Development Guide

When developing the code for your Custom Science extension, there is no interaction with Keboola required (no code configuration/approval, etc.). However, make sure you meet the following guidelines:

  • Store your extension in a private or public git repository.
  • Your application code must follow our common interface. If necessary, use Python or R libraries.
  • Provide the end-users with instructions on setting up the extension. This particularly concerns:

    • Repository information in the Runtime settings
    • Requirements on extension parameters, if relevant
    • The names of input/output files in case you are not supporting dynamic input/output mapping

See our example instructions.

Application Environment

The git repository will be cloned into /home/ directory. The current directory will be /data/. The /data/ directory is reserved for input and output mapping files. For full description see the common interface.

A single application corresponds to a single source code repository, so multiple end-users will use the same code. Should each customer use a slightly different code, use the KBC_PROJECTID environment variable; the exact project in which the application is running can be identified. The end-user has no way of modifying this value, so the control is fully on your side.

if (Sys.getenv("KBC_PROJECTID") != '123')  {
    stop("Invalid project Id")
}

Git Repository Configuration

Information about the repository with the extension code is entered into the Runtime configuration section when creating the extension configuration. It is not available to the extension itself. Both types of repositories, private and public, are supported. KBC Custom Science configuration needs to refer to a particular tag/branch of your repository; we recommend Semantic versioning.

Once you run a Custom Science configuration with a particular version, the code in the specified version will be cached and it will not update from git repository any more. During development, you may specify the version as master which is not cached. You should however use this only when quickly iterating over the application code and when running the configuration manually. Using master as version is inefficient and makes it hard to trace what code has been executed.

Public Repository

For public repository, the Runtime settings contain only the repository and version specificition, e.g.:

  • Repository: https://github.com/keboola/docs-custom-science-example-basic
  • Version: 0.0.1

Private Repository

The Runtime settings for a private repository must include git credentials: an unencrypted username in the Username field, and an encrypted Password, e.g:

  • Repository: https://github.com/keboola/docs-custom-science-example-basic
  • Version: 0.0.1
  • Username: JohnDoe
  • Password: MySecretPassword

There are two main encryption options available:

  • Encryption on configuration save
  • Encryption of password beforehand

Encryption on Save

When you enter a plaintext password into the Runtime setting, it will be encrypted once the configuration has been saved.
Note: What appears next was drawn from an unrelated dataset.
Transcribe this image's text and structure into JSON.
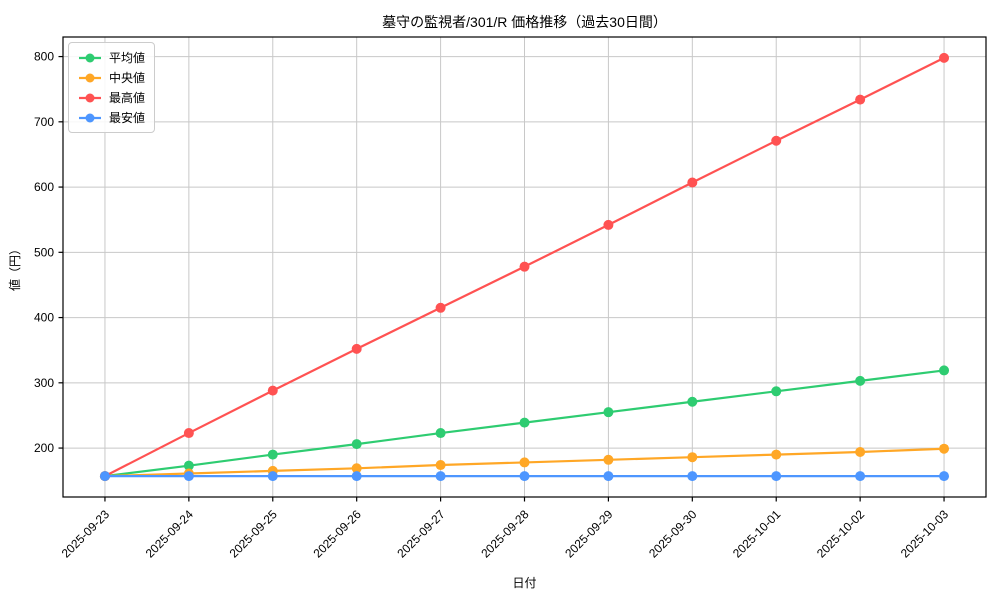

After that, the password will be shown only encrypted (e.g. KBC::ComponentProjectEncrypted==UEh3raTcaLg=). Once the password is encrypted, it cannot be decrypted. As simple as this approach may sound, there is a drawback to it: the end-user must know the password to the git repository (though only when creating the configuration).

Encryption Beforehand

If you do not wish the end-user to have an access to the git repository password, the password must be encrypted in advance; use our Encryption API. There are three more options here:

  • Base Encryption; Encrypted values will be readable in all dockerized applications.
  • Image Encryption; Encrypted values will be readable in all instances of the specific Custom Science extension. In the API call, the componentId parameter is dca-custom-science-r for R applications, dca-custom-science-python for Python 3.x, and dca-custom-science-python2 for Python 2.x. This is probably the best choice to start with in a Custom Science extension.
  • Image Configuration Encryption; Encrypted values will be readable in all instances of the specific Custom Science extension in a single project. In the API call, the componentId parameter is dca-custom-science-r for R applications, dca-custom-science-python for Python 3.x, and dca-custom-science-python2 for Python 2.x. This is the most secure way, but you need to encrypt a password for each project in which your Custom Science extension will be used. This also prevents anyone from using your application in their project unless you give them the correct encrypted string (i.e. the application configuration cannot be copied between projects).

Note: If you want to register your Custom Extension, you must use the Beforehand encryption method.

Git Repository Contents

As for the contents of your git repository, we only have a single requirement. Either main.R (for R Custom Science) or main.py (for Python Custom Science) must be present in the root of the repository. This is the actual code executed by KBC when running the extension. Otherwise the repository contents are arbitrary. However, you might want to take a look at the specific notes on implementation details for Python or R.